S'ensuivent dix longues, très longues minutes, seule avec l'homme, durant lesquelles je l'ai supplié de toutes les manières possibles et imaginables, supplié de m'aider sans savoir quoi lui demander, supplié de rappeler les sages-femmes, supplier de faire quelque chose, n'importe quoi, me fiche un bolus de morphine pure, menacer l'anesthésiste avec un P38. Je souffrais ce qui me semblait le martyre (je suis toujours de cet avis) et, pire que tout, je sentais "pousser" en bas. Terreur de ma part : jamais je n'aurais ma péridurale à temps, ma hantise absolue. Je suis pas une courageuse, moi, et c'est pas une nouveauté.

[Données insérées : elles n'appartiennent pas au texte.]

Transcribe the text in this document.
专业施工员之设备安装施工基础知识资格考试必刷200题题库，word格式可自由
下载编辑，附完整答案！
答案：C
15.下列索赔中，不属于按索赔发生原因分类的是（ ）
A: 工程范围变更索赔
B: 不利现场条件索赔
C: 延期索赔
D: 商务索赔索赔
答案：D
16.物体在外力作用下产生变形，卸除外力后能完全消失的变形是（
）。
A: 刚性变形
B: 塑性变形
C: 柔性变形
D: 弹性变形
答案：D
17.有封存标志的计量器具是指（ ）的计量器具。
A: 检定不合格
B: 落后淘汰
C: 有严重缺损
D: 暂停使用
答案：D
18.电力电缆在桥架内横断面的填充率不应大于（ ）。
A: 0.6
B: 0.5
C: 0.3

L'anesthésiste entre, finalement ; je ne me réjouis pas plus que ça, je sais que ça va encore être long, sachant que chaque contraction me paraît être la plus insupportable du monde, plus que la précédente en tout cas. L'homme doit sortir. Je sais que maintenant, je vais devoir gérer cette douleur seule, sans bouger, sans sourciller, tandis qu'on me pose la délicate péridurale.

J'ai gémi. À chaque contraction, j'ai gémi. Comme un animal. Comme les nanas à la télé, tu sais, genre dans Baby Boom, où on se dit que c'est pas possible, c'est du pipeau. J'ai gémi fort, très fort, assez fort pour me faire entendre de tout le service. J'ai été cette nana qu'on entend du bout du couloir et dont on se dit : "C'est qui cette folle ??" J'ai gémi parce que c'était le seul truc que j'étais en mesure de faire à ce moment-là, parce que c'était la seule chose sur laquelle j'étais capable de me focaliser à cet instant, au-delà de la douleur.

Il est 10 h 30, ça fait deux heures que je suis arrivée, et je suis à 8 cm.

La péri est posée, enfin, après deux tentatives ratées. J'ai géré vingt minutes de contractions dans cette position foireuse, persuadée que j'allais flancher dans les pommes tant je souffrais. Tu pourras te fiche de moi, mais quand j'ai su que j'étais à dilatation quasi complète juste avant qu'elle ne fasse effet, j'ai été fière. J'étais une warrior de la contraction (à mon niveau). Si j'avais pu, j'aurais eu ma péri depuis trois mille ans, c'est vrai. N'empêche, je l'ai fait.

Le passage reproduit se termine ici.